Lot 243

Naude, Gabriel

Rare Books, Maps, Manuscripts & Photographs
Auction: 10 January 2007 at 11:00 GMT
Description
Instructions concerning erecting of a library. London: printed for G. Bedle and T. Collins, 1661, small 8vo, A1 title; A2a-A7a dedication; a7B "To the reader..."; A8a "A tale of...; A8b Latin lines; B1a-G7b (pp.1-94) text; G8 (pp.95-96) "The copy of a letter sent to... Dr Barlow, lacking errata leaf, later half calf gilt, red label gilt, rubbed at edges and to backstrip, lacking original endpapers, small ms note bound in at front, bookplate
Footnote
Provenance: Bookplate of John Newington Hughes.

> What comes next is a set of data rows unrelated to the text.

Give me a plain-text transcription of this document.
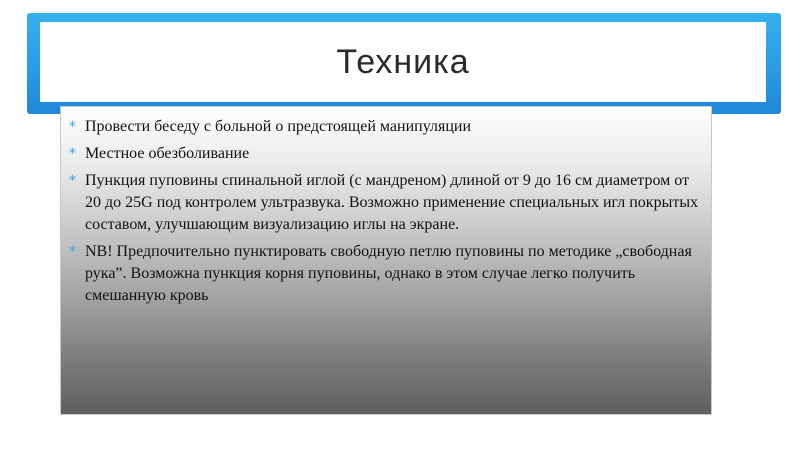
Техника
* Провести беседу с больной о предстоящей манипуляции
* Местное обезболивание
* Пункция пуповины спинальной иглой (с мандреном) длиной от 9 до 16 см диаметром от 20 до 25G под контролем ультразвука. Возможно применение специальных игл покрытых составом, улучшающим визуализацию иглы на экране.
* NB! Предпочительно пунктировать свободную петлю пуповины по методике „свободная рука”. Возможна пункция корня пуповины, однако в этом случае легко получить смешанную кровь
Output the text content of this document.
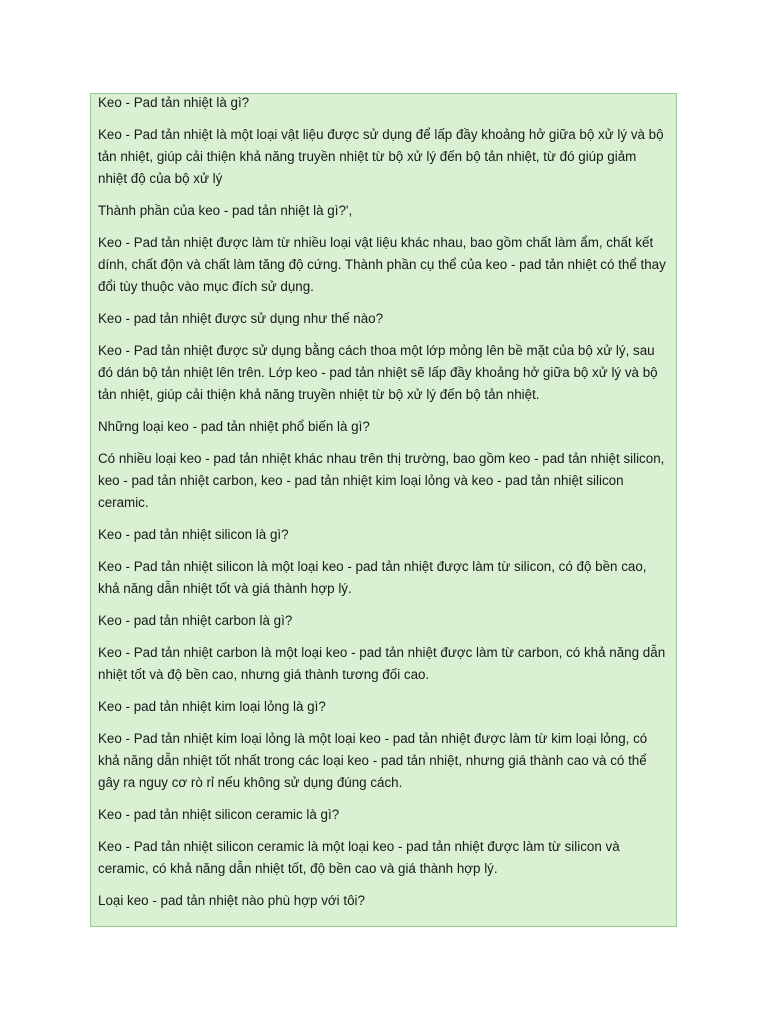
Keo - Pad tản nhiệt là gì?

Keo - Pad tản nhiệt là một loại vật liệu được sử dụng để lấp đầy khoảng hở giữa bộ xử lý và bộ tản nhiệt, giúp cải thiện khả năng truyền nhiệt từ bộ xử lý đến bộ tản nhiệt, từ đó giúp giảm nhiệt độ của bộ xử lý

Thành phần của keo - pad tản nhiệt là gì?',

Keo - Pad tản nhiệt được làm từ nhiều loại vật liệu khác nhau, bao gồm chất làm ẩm, chất kết dính, chất độn và chất làm tăng độ cứng. Thành phần cụ thể của keo - pad tản nhiệt có thể thay đổi tùy thuộc vào mục đích sử dụng.

Keo - pad tản nhiệt được sử dụng như thế nào?

Keo - Pad tản nhiệt được sử dụng bằng cách thoa một lớp mỏng lên bề mặt của bộ xử lý, sau đó dán bộ tản nhiệt lên trên. Lớp keo - pad tản nhiệt sẽ lấp đầy khoảng hở giữa bộ xử lý và bộ tản nhiệt, giúp cải thiện khả năng truyền nhiệt từ bộ xử lý đến bộ tản nhiệt.

Những loại keo - pad tản nhiệt phổ biến là gì?

Có nhiều loại keo - pad tản nhiệt khác nhau trên thị trường, bao gồm keo - pad tản nhiệt silicon, keo - pad tản nhiệt carbon, keo - pad tản nhiệt kim loại lỏng và keo - pad tản nhiệt silicon ceramic.

Keo - pad tản nhiệt silicon là gì?

Keo - Pad tản nhiệt silicon là một loại keo - pad tản nhiệt được làm từ silicon, có độ bền cao, khả năng dẫn nhiệt tốt và giá thành hợp lý.

Keo - pad tản nhiệt carbon là gì?

Keo - Pad tản nhiệt carbon là một loại keo - pad tản nhiệt được làm từ carbon, có khả năng dẫn nhiệt tốt và độ bền cao, nhưng giá thành tương đối cao.

Keo - pad tản nhiệt kim loại lỏng là gì?

Keo - Pad tản nhiệt kim loại lỏng là một loại keo - pad tản nhiệt được làm từ kim loại lỏng, có khả năng dẫn nhiệt tốt nhất trong các loại keo - pad tản nhiệt, nhưng giá thành cao và có thể gây ra nguy cơ rò rỉ nếu không sử dụng đúng cách.

Keo - pad tản nhiệt silicon ceramic là gì?

Keo - Pad tản nhiệt silicon ceramic là một loại keo - pad tản nhiệt được làm từ silicon và ceramic, có khả năng dẫn nhiệt tốt, độ bền cao và giá thành hợp lý.

Loại keo - pad tản nhiệt nào phù hợp với tôi?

Note: Wing N-247, Keynes 30
Gabriel Naude, the great French librarian, expressed the essence of bibliophily when he urged that there is no book whatsoever, be it never so bad or decried, but may in time be sought for by some person or other. He found a good student in John Evelyn, who eventully produced a translation of his work after some delay in 1661. However, Evelyn was not happy with the finished product "as fo rthe translation, it has been so insufferably abus'd at the presse that the shame any uncorrected copy should come abroad has made me suppresse as many as I could light on..." This suppression and the original small edition size has made the first 1661 edition of Evelyn's work very rare.
Literature: Keynes, G. John Evelyn : a study in bibliophily with a bibliography of his writings London, 1968. Second edition.